Recently, Strand et al. Citation(2023) evaluated delivering group MCT for patients with MDD and comorbid disorders in the specialized mental health-care system in Norway. A total of 17 patients were included, and they were given 10 sessions of generic group MCT. The results indicated large effect sizes for Cohen’s d for self-reported depression (1.85), anxiety (1.56), interpersonal problems (1.00) and general functioning (.94).
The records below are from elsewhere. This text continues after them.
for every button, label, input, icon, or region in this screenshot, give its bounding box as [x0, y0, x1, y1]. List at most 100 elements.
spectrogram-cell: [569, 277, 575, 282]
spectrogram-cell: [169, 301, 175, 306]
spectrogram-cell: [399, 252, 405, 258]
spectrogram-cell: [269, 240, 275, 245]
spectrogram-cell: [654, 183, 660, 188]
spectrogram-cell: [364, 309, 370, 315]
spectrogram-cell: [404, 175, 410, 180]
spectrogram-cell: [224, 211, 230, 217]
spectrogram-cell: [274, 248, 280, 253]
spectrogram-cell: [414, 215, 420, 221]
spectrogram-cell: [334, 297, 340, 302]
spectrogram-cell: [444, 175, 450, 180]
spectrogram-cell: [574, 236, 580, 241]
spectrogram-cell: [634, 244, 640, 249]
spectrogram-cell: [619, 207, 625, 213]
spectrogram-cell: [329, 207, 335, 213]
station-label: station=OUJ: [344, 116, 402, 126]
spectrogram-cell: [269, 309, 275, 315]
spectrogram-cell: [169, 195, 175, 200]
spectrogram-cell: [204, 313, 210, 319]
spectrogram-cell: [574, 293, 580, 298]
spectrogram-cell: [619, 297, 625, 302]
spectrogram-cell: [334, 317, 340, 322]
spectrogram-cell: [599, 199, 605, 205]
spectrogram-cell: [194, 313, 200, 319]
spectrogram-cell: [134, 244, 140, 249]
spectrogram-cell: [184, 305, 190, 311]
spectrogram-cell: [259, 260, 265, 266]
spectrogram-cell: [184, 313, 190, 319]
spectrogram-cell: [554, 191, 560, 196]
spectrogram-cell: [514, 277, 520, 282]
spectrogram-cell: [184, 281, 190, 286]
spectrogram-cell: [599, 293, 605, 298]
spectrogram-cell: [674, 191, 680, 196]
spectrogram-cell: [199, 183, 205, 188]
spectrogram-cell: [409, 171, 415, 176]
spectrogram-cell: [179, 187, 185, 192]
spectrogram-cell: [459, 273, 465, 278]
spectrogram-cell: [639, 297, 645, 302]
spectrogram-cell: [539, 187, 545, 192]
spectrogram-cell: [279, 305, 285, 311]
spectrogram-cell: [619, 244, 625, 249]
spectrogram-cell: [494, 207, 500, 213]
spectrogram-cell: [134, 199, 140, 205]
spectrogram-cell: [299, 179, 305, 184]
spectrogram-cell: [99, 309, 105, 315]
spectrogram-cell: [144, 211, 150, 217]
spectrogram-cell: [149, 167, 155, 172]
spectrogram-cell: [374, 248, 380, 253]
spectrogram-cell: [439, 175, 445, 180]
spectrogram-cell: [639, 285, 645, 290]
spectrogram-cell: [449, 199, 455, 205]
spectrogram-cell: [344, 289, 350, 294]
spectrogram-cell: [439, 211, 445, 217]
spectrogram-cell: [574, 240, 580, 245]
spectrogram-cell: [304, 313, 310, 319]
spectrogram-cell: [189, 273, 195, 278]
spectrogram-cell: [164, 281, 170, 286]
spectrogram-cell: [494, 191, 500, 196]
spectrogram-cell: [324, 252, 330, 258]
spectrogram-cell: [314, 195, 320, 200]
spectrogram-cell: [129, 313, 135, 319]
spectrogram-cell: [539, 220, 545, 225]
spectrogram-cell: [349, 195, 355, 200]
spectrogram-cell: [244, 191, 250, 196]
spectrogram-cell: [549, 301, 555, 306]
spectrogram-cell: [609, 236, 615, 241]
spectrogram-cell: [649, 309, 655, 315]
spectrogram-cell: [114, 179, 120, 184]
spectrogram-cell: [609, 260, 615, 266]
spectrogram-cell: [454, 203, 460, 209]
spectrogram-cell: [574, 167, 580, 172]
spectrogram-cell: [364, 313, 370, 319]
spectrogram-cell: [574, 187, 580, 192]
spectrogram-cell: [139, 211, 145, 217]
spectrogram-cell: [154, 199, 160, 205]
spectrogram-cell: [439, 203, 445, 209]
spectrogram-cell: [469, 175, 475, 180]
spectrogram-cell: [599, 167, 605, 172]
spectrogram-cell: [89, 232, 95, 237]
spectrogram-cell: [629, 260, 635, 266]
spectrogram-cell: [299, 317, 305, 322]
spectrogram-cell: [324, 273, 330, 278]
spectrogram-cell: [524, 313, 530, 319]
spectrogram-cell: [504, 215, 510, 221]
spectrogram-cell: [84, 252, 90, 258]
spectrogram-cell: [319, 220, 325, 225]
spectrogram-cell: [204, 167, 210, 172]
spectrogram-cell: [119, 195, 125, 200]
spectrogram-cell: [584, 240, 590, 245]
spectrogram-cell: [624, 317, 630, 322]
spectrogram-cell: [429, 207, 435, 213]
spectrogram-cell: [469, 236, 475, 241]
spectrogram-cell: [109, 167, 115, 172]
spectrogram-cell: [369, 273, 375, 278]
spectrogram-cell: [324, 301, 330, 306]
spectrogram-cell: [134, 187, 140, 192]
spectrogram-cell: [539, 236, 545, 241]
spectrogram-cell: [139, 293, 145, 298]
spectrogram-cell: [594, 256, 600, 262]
Recovery rates from pre- to post-treatment for self-reported depressive symptoms were 35.29% with 47.06% improved and no change of 17.65%. while for anxiety symptoms, the recovery rates were 64.71%, 23.53% improved and no change 11.77%. No patients reported worsening and no patients dropped out of treatment. Each patient received an average of seven therapist sessions.

Conclusions

The recovery rates for MCT are fairly high, often around 70%, and often remain relatively unchanged over time and for some studies up to 3 years. Studies also show substantially lower relapse rates compared to what is reported for other treatments (e.g. Normann & Morina, Citation2018). Even though the results are promising, future trials on the effect on MCT for depression should apply RCT design, with evidence-based comparison conditions to assess whether MCT is as effective as other psychotherapies for depression, and more research is therefore needed.

Disclosure statement

No potential conflict of interest was reported by the author(s).